After a somewhat rocky start to the spring, the summer had gone perfectly and, a mere 90 or so days ago, we were looking at concluding the best crop year ever. What happened?
Well, August sure was not typical. August is supposed to be warm and dry but was mainly cool and humid. By month’s end, we had our dry spell, which took the very top off our crop yields.
Since then, soybean yields have varied from disappointing to very good even on farms within a few miles of each other. I thought I had my best soybean crop ever until early September when white mold showed up in many places reducing the yield by 20 bushels an acre.
Those patches of white mold turned 60 bushels an acre soybeans into 40 bushels an acre and worse. I was predicting my soybeans would average over 60 bushels and acre and now I am hoping to hold 50.
This brings me to another problem. Here it is the end of October and we are only half way done with soybeans. Every year I can think of, soybean harvest goes quickly and is a warm up for corn harvest. Most last days of October in recent memory, we are going strong on corn and you can find empty fields where soybeans are completely done with some cornfields that may have even been fertilized and turned over ready for next spring.
Pheasant hunting starts next weekend and there is a lot of cover for pheasants everywhere. If you are a pheasant, this may be a very good year. I believe the pheasants are the only ones doing well in all this.
Here it is the end of October and harvest is way behind. Soybean yields have been disappointing and now the final problem, the quality of the corn crop is not good.
It looks like the corn crop will be good in quantity, but poor in quality. We worked our way through wet corn last year and it looks like we will again this year. However, light test weight and way too many fines were not something I was prepared for a mere 90 or so days ago.
This is the crappiest harvest since 1993, the year of extensive flooding and an early frost in September.
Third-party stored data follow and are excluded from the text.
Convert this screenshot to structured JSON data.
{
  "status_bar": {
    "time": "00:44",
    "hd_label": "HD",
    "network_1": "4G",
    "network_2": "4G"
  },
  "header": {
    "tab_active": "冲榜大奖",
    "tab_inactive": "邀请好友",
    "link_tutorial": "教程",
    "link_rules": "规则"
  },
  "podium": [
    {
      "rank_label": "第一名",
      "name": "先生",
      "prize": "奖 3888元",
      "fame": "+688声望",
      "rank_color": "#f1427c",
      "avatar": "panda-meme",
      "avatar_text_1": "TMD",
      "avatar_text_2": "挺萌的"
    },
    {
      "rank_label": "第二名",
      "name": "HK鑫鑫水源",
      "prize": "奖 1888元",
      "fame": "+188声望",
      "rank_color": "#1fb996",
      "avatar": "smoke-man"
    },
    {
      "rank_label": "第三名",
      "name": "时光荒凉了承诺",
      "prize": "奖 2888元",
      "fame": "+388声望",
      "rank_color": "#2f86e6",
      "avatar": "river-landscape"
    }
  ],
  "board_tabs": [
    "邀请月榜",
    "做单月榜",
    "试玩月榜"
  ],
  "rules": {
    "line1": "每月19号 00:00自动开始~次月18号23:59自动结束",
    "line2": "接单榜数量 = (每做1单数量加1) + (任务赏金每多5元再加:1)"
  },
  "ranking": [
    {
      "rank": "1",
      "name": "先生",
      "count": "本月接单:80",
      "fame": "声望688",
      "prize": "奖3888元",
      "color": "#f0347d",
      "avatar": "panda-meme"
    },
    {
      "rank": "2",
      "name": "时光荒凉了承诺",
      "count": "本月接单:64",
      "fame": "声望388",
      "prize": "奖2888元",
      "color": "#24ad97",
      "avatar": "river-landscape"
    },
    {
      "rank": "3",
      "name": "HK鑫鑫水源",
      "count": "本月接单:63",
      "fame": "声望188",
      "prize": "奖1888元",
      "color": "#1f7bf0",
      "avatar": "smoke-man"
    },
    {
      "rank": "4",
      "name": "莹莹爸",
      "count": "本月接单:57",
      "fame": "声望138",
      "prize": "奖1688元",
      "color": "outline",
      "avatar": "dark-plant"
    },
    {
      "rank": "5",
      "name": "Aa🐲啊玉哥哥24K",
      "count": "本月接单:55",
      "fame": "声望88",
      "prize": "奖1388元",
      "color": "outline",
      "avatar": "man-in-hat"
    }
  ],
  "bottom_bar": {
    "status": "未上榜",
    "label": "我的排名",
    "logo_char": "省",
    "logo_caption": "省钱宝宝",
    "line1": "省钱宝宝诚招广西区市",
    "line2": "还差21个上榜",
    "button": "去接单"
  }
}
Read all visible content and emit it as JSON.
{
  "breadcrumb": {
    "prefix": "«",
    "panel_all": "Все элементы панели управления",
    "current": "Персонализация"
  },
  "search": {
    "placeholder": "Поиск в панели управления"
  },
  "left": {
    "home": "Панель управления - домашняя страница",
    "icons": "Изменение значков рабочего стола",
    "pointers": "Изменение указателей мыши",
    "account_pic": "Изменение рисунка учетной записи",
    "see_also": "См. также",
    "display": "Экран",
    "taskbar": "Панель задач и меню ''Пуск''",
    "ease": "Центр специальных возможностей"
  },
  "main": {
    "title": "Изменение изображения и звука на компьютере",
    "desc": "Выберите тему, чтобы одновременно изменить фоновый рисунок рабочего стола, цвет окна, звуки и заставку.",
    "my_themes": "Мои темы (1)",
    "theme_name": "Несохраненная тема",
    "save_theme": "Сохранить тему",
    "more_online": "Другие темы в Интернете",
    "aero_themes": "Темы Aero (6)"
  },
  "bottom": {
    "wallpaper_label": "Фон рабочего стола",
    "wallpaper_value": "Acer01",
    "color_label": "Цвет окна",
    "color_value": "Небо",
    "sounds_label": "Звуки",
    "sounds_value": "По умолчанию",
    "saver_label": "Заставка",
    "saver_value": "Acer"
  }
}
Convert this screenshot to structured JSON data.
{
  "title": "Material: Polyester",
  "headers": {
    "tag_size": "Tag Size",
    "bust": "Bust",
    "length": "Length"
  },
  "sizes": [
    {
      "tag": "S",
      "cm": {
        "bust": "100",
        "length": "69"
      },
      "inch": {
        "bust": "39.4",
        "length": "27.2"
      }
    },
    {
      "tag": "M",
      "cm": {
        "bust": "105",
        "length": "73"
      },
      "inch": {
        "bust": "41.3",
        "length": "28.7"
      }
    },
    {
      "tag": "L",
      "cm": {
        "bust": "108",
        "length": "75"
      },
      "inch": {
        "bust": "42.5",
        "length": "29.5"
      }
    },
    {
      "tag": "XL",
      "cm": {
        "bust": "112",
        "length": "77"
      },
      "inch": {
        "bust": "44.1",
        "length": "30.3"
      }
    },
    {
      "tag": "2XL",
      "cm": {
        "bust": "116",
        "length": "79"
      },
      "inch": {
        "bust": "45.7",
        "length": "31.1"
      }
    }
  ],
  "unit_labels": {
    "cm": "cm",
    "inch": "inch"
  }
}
How things have changed in a mere 90 or so days.
Our pinata of great expectations is going bust on us. We have gone from the best-looking harvest on Aug. 1 to the worst harvest in many years. I am not a superstitious person by nature, but a drastic change as we have had makes one suspicious of jinxes. Did I put a jinx on the crop with my premature optimism?
Baseball players are supposed to be as superstitious as any one group can be. I am beginning to understand their superstition. Years of playing ball has made them superstitious for a reason. Maybe they are on to something.
Maybe jinxes, hexes and curses are found in farming too because we are going through them right now. In the future, I will wait to tell of the great harvest until the crop is in the bin, not in early August.
Next, I will throw some salt over my shoulder.